Blaine Berger

No. 78, 92, 93
- Position: Defensive tackle

Personal information
- Born: December 28, 1970 (age 55) Idaho Falls, Idaho, U.S.
- Listed height: 6 ft 4 in (1.93 m)
- Listed weight: 305 lb (138 kg)

Career information
- High school: Idaho Falls (Idaho Falls, Idaho)
- College: Utah (1990-1993)
- NFL draft: 1994: undrafted

Career history
- San Diego Chargers (1994)*; Amsterdam Admirals (1995); London Monarchs (1996); Arizona Cardinals (1996); Portland Forest Dragons (1998); Las Vegas Outlaws (2001);
- * Offseason or practice squad member only

Career AFL statistics
- Total tackles: 7
- Stats at ArenaFan.com

= Blaine Berger =

American football player (born 1970)

Blaine Berger (born December 28, 1970) is an American former football defensive tackle. He played college football at Utah. He was signed as an undrafted free agent by the Amsterdam Admirals of the World League of American Football (later known as NFL Europe).

He also played for the London Monarchs, Arizona Cardinals of the National Football League (NFL), Portland Forest Dragons of the Arena Football League (AFL) and the Las Vegas Outlaws of the XFL.

== Early life ==
Berger attended Idaho Falls High School where he was a First-team All-state, All-area and All-conference defensive tackle. As a junior and senior, Idaho Falls went undefeated and won the Idaho State Football Championship each season, one of which he was named the Most Valuable Player (MVP) of the championship game. While he was there, Idaho Falls never lost a football game.

==College career==
Berger attended the University of Utah where as a true freshman he redshirt in 1990. In 1991 as a redshirt freshman, he served as a backup nose guard and defensive tackle and recorded 17 tackles and one sack. As a redshirt sophomore in 1992, he recorded 68 tackles, and six sacks. In 1993, as a redshirt junior, he finished second on the team in tackles with 85. He also recorded eight tackles-for-loss, three sacks, two forced fumbles and one pass broken up and was named All-conference. As a redshirt senior in 1994, he recorded 44 tackles, three sacks and five passes broken up.
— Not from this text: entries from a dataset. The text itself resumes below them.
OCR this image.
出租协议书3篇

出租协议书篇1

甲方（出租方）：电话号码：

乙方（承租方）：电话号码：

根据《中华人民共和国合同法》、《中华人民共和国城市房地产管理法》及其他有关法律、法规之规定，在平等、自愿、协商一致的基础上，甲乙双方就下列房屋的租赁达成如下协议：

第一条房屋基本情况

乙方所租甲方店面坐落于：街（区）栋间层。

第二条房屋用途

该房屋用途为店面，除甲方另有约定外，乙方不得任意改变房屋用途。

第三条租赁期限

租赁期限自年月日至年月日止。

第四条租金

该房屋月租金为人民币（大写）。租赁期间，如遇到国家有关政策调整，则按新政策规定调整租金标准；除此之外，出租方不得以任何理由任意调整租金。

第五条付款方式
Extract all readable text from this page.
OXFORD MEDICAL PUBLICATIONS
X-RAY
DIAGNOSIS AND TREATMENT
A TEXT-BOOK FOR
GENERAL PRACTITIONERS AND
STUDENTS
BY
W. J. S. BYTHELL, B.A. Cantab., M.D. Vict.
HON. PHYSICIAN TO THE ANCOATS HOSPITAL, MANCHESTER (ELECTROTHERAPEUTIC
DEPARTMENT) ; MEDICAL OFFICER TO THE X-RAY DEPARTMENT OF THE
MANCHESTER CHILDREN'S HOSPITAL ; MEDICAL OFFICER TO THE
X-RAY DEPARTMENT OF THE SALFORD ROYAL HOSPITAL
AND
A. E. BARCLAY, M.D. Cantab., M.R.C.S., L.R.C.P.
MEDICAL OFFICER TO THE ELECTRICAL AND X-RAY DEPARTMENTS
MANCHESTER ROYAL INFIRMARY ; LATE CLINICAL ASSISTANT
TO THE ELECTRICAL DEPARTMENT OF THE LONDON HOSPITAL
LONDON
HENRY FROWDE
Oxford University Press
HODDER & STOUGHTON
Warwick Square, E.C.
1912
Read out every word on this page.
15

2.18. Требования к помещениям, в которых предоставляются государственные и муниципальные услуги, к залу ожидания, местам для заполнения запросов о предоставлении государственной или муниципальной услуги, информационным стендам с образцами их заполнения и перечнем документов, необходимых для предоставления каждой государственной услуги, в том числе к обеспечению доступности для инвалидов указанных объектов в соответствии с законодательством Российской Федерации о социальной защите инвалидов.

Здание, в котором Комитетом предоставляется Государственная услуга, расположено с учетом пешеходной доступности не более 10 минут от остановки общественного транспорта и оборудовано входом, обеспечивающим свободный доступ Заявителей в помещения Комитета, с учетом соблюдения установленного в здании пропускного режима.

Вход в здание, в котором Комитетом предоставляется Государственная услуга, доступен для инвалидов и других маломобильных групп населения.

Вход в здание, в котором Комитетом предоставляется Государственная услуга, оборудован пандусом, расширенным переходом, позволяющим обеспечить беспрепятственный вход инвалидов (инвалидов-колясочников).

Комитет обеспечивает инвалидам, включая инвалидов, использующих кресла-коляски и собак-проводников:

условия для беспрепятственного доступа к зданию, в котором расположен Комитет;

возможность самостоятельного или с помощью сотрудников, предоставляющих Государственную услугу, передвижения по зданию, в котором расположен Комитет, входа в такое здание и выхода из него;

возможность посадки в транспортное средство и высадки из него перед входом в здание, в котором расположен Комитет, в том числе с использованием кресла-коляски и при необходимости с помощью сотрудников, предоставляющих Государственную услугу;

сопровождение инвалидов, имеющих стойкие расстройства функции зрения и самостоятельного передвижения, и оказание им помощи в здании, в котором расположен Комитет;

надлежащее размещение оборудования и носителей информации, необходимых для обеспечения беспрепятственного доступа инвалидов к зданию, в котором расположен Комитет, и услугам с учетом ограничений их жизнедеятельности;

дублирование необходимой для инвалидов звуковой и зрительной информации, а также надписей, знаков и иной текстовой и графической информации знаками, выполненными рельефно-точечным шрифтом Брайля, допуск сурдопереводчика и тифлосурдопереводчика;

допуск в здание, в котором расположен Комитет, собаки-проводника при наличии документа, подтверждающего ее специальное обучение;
For his career, Berger recorded 214 tackles, 29 tackles-for-loss, 13 sacks, seven passes broken-up and two forced fumbles.

==Professional career==
After going undrafted in the 1995 NFL draft, Berger joined the newly formed Amsterdam Admirals of the World League of American Football (later known as NFL Europe) for the 1995 season. In 1996 he joined the London Monarchs. That same year, he signed with the Arizona Cardinals of the National Football League (NFL), however he didn't appear in a game with the team. In 1998 he joined the Portland Forest Dragons of the Arena Football League (AFL), while there he recorded seven tackles. In 2001, he was drafted in the 16th round (124th overall) in the 2001 XFL draft by the Las Vegas Outlaws.

==Personal life==
Outside of football, Berger is a law enforcement officer.